If a married man fathers a child from an affair with an adult woman, and persuades his existing family to accept mistress and child into his own home, should he be prosecuted? While many people would probably see this de facto polygamous household as offering a butt for delicious gossip, only the most moralistic would say it warranted government intervention.
As far as family structures go, we live in tolerant times. Over the past generation the social and even legal boundaries between heterosexual marriage, cohabitation, and other long-term sexual relationships have gradually dissolved.
Open marriages, de facto marriages, single parent families, gay and lesbian families, extended families, and blended families have all become more or less accepted components of our much touted social and cultural diversity. It is the nuclear family which is in decline, with a recent study from KPMG Consulting indicating that this type of family now comprises only 19 per cent of Australian households, a drop of 7 per cent since 1976.
Given that this situation is common to all English-speaking Western nations, it is surprising that bigamy continues to be treated as a criminal offence. In Australia, bigamists can be sentenced to five years in jail; in some other countries the punishment is even more severe. In Utah, Tom Green, a fundamentalist Mormon with five wives, faces up to 25 years in prison because last week a jury found him guilty of four counts of bigamy.
Certainly, Green does not sound like an endearing sort of fellow. He took his "head wife" in 1986 when she was 13, and as a result he is also facing statutory rape charges, although a trial date has not yet been finalised.
And while he had a job, it did not pay enough to support his twenty-five living children, with another three on the way. So he has been involved in a long-running welfare scam which allegedly netted $US54,000 over a four year period.
Green would marry a woman, then go to neighbouring Nevada for a quick divorce after she gave birth. The "ex-wife" would then become eligible for welfare benefits as a single mother, even though she continued to live with him as his "spiritual wife". This also enabled Green to claim that he wasn't a bigamist in the legal sense, although this argument failed because the law in Utah -- unlike Australia -- treats cohabitation as equivalent to marriage in cases of bigamy.
Green also flouted the authorities by going public. For the past half-century Mormon-dominated Utah has adopted a "don't ask, don't tell" policy towards polygamous unions. But Green appeared on a number of national television programs with his wives, arguing that mainstream Mormons had abandoned their heritage.
Invoking the precedent of the Old Testament prophets, the fathers of the Mormon Church believed that only polygamists could enter the most exalted levels of heaven, although initially they were rather duplicitous about this aspect of their theology. But in order to assist Utah's bid for US statehood, the church disavowed polygamy in 1890, and a few years later began excommunicating people in plural marriages. Fundamentalists like Green argue that they are only returning to the founding doctrines of their faith.

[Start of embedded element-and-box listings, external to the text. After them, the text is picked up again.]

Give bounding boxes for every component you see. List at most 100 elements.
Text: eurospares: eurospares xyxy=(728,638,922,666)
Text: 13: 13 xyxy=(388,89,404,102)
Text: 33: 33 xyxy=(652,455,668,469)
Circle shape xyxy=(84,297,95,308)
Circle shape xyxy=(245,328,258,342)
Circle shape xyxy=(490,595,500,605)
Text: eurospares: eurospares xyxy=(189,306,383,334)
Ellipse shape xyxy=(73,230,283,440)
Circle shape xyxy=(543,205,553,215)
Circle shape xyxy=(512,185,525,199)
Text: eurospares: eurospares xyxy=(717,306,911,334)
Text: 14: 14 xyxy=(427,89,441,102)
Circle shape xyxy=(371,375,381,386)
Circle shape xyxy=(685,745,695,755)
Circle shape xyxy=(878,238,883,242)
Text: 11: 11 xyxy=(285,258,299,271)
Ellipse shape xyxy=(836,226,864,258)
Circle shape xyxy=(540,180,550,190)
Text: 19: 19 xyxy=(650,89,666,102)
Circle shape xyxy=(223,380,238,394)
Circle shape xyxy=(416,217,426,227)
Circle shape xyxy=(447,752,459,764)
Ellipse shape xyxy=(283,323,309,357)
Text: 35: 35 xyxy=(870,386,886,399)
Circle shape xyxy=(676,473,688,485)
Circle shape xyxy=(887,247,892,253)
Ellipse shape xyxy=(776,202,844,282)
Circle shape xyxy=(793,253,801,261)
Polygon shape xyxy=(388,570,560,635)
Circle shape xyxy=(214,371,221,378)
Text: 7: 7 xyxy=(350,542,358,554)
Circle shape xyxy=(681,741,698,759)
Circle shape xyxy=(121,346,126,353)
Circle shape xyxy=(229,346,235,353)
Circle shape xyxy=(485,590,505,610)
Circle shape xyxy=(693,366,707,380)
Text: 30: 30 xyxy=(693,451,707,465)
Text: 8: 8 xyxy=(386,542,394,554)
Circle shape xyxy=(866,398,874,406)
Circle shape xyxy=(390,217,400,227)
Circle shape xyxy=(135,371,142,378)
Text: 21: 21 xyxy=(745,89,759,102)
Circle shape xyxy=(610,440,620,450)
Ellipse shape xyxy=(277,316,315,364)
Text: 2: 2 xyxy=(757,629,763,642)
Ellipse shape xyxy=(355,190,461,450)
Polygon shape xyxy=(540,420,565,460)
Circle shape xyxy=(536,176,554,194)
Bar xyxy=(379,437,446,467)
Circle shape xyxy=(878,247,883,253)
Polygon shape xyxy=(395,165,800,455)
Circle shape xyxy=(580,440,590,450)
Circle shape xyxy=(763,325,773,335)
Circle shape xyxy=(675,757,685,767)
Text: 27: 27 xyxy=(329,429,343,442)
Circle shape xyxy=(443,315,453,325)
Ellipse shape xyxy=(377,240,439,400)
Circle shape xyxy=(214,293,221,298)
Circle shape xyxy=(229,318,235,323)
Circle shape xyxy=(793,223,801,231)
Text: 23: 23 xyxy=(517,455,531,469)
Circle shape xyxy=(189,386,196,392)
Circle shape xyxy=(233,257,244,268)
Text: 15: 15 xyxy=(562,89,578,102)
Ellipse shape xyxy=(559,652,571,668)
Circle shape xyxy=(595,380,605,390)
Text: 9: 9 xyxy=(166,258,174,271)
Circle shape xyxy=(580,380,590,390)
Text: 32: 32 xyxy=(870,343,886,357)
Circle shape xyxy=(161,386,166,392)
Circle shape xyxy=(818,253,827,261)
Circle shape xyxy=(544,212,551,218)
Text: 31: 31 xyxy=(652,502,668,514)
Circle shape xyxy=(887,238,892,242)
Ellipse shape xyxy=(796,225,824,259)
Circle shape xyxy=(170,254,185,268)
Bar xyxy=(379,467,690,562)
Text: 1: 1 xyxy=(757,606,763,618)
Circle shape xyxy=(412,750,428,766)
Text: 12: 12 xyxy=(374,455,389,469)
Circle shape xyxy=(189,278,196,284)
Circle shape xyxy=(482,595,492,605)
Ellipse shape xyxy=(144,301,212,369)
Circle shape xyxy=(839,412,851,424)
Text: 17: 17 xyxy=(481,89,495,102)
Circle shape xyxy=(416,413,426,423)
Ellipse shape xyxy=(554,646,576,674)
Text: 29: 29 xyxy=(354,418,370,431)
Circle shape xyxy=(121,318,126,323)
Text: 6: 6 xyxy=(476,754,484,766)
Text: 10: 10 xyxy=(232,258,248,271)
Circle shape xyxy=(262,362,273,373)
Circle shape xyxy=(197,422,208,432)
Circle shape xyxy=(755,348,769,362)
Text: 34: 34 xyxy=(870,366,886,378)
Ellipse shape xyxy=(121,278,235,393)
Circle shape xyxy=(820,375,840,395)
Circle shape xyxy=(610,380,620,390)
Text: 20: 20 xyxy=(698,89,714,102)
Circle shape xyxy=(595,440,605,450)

As unpalatable as it may be to argue points of principle around the case of a child molester and welfare cheat, Tom Green has some claim to be thought of as a martyr to his religion. He believes he is following a path laid down by God, and can provide what he sees as scriptural authority for his beliefs. He decided to challenge a hypocritical state policy by going public.
His case, and that of the estimated 80,000 other fundamentalist Mormon polygamists living in Utah and other parts of North America, raises an important civil rights issue. Given the latitude now accorded to all kinds of private behaviours that were once thought iniquitous, and the unwillingness of most politicians and opinion leaders to celebrate the traditional nuclear family, why should polygamy involving consenting adults continue to be a crime?
American anti-polygamy groups such as Tapestry Against Polygamy, which largely comprises women who have escaped from plural marriages, argue that such marriages are often accompanied by incest, wife and child abuse, forced and underage marriage, as well as welfare and tax fraud. Perhaps this is true, but these crimes are not necessarily an inherent part of polygamy. And some of them also accompany other family forms.
The great majority of human cultures have permitted, and even encouraged polygamy, at least in the form of polygyny, where a man takes two or more wives. (Polyandry, where a woman takes several husbands, is extremely rare). After over fifty years of studying Pacific cultures, the veteran American anthropologist Douglas Oliver wrote that he had been unable to discover a single traditional society in the Pacific or Aboriginal Australia which censured polygyny. Indeed, had Tom Green been a Native American attempting to revive his polygamous heritage, it is hard to believe that he would have been prosecuted.
Don't get me wrong on this. Personally, I believe that as well as providing the best environment for rearing children, the nuclear family is the structure most compatible with gender equality and liberty.
But that doesn't mean other forms of the family should be illegal -- provided, of course, that they do not involve taking child spouses, as Green did. And if adults wish to place a polygamous union on a more secure footing by entering into some kind of long-term contract which they want to call marriage, it should be no one else's business but their own.